Moufang sets related to polarities in exceptional Moufang quadrangles of type F_4

TL;DR

This paper constructs a new geometry from a Moufang set related to a polarity in an exceptional Moufang quadrangle of type F_4, linking automorphisms of the geometry and the quadrangle to deepen understanding of their symmetries.

Contribution

It introduces a rank three geometry associated with such Moufang sets, enabling geometric analysis of their automorphisms and providing a key result on automorphisms stabilizing polarities.

Findings

Automorphism group of the new geometry matches that of the Moufang set

Every automorphism stabilizing the polarity centralizes it

Completes the understanding of automorphisms in all polarities of Moufang n-gons

Abstract

Departing from a Moufang set related to a polarity in an exceptional Moufang quadrangle of type F_4, we construct a rank three geometry.
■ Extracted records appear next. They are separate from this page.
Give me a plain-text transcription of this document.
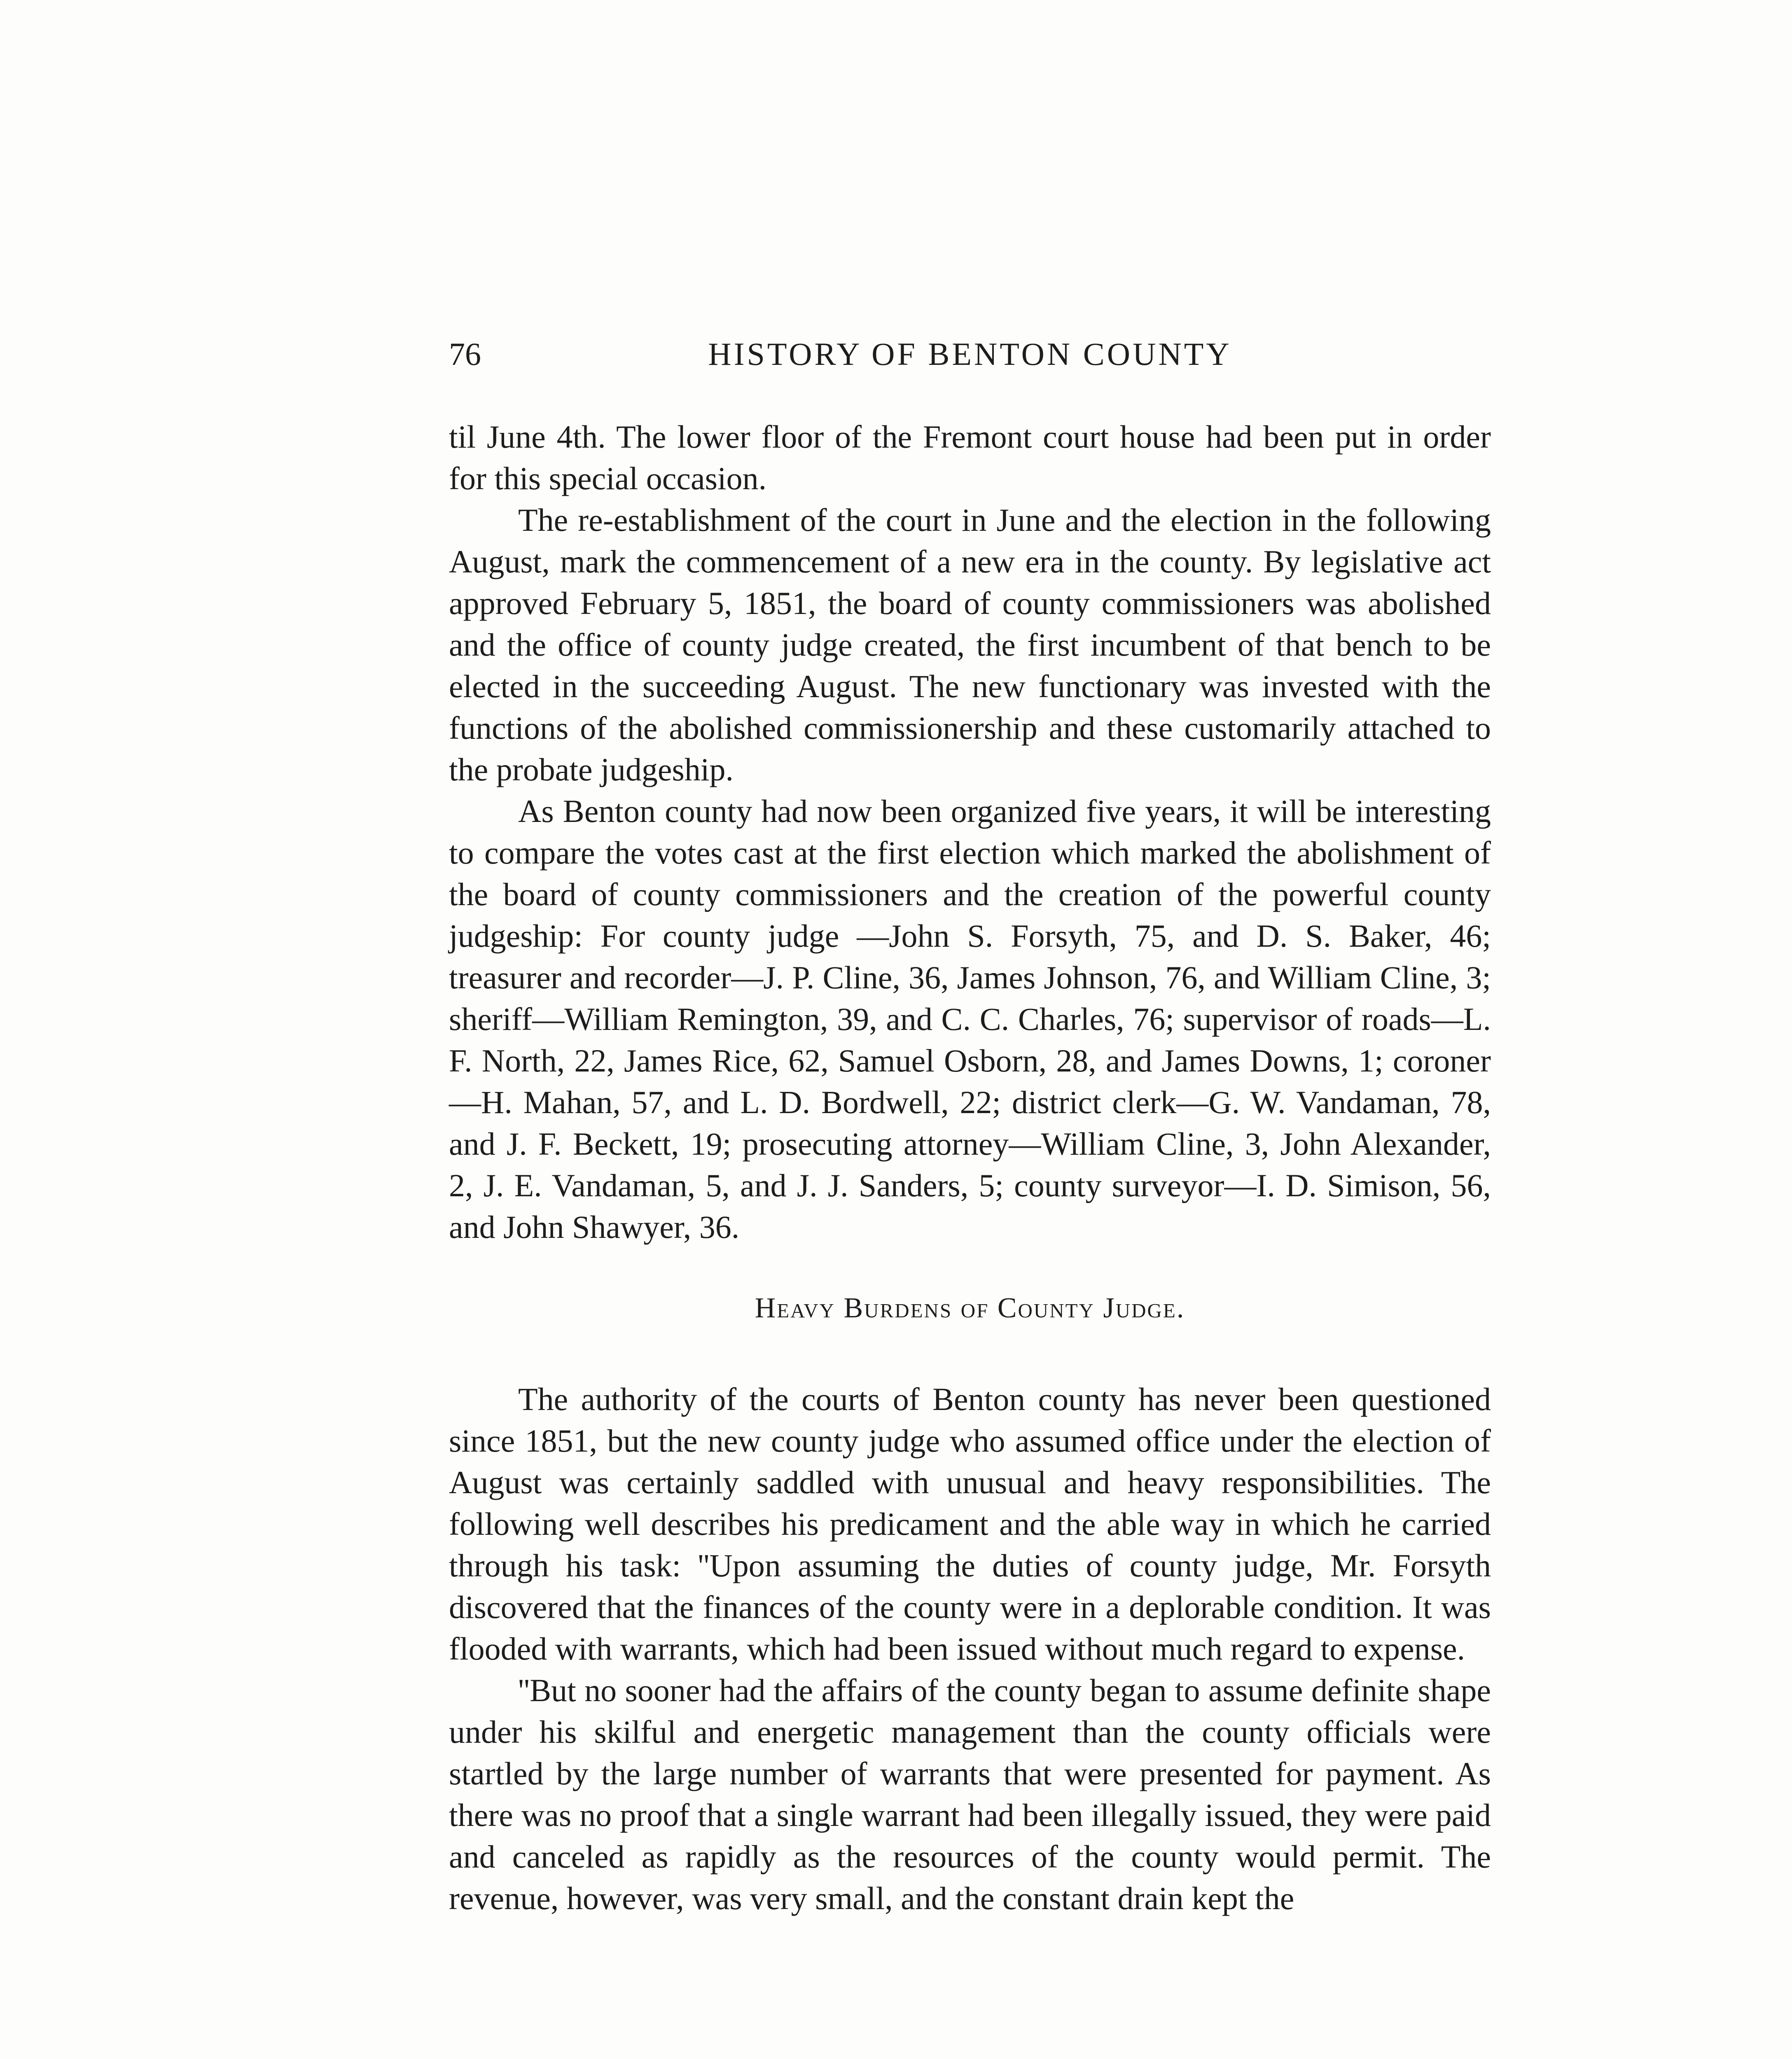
76	HISTORY OF BENTON COUNTY

til June 4th. The lower floor of the Fremont court house had been put in order for this special occasion.

The re-establishment of the court in June and the election in the following August, mark the commencement of a new era in the county. By legislative act approved February 5, 1851, the board of county commissioners was abolished and the office of county judge created, the first incumbent of that bench to be elected in the succeeding August. The new functionary was invested with the functions of the abolished commissionership and these customarily attached to the probate judgeship.

As Benton county had now been organized five years, it will be interesting to compare the votes cast at the first election which marked the abolishment of the board of county commissioners and the creation of the powerful county judgeship: For county judge —John S. Forsyth, 75, and D. S. Baker, 46; treasurer and recorder—J. P. Cline, 36, James Johnson, 76, and William Cline, 3; sheriff—William Remington, 39, and C. C. Charles, 76; supervisor of roads—L. F. North, 22, James Rice, 62, Samuel Osborn, 28, and James Downs, 1; coroner—H. Mahan, 57, and L. D. Bordwell, 22; district clerk—G. W. Vandaman, 78, and J. F. Beckett, 19; prosecuting attorney—William Cline, 3, John Alexander, 2, J. E. Vandaman, 5, and J. J. Sanders, 5; county surveyor—I. D. Simison, 56, and John Shawyer, 36.

Heavy Burdens of County Judge.

The authority of the courts of Benton county has never been questioned since 1851, but the new county judge who assumed office under the election of August was certainly saddled with unusual and heavy responsibilities. The following well describes his predicament and the able way in which he carried through his task: ''Upon assuming the duties of county judge, Mr. Forsyth discovered that the finances of the county were in a deplorable condition. It was flooded with warrants, which had been issued without much regard to expense.

''But no sooner had the affairs of the county began to assume definite shape under his skilful and energetic management than the county officials were startled by the large number of warrants that were presented for payment. As there was no proof that a single warrant had been illegally issued, they were paid and canceled as rapidly as the resources of the county would permit. The revenue, however, was very small, and the constant drain kept the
The main property of this new geometry is that its automorphism group is identical to the one of the underlying Moufang set, providing a tool to study this Moufang set in a geometrical way. As a corollary we obtain that every automorphism of an exceptional Moufang quadrangle of type F_4 stabilizing the absolute points of a polarity, also centralizes the polarity. This handles the final case of a similar result for all polarities of Moufang n-gons.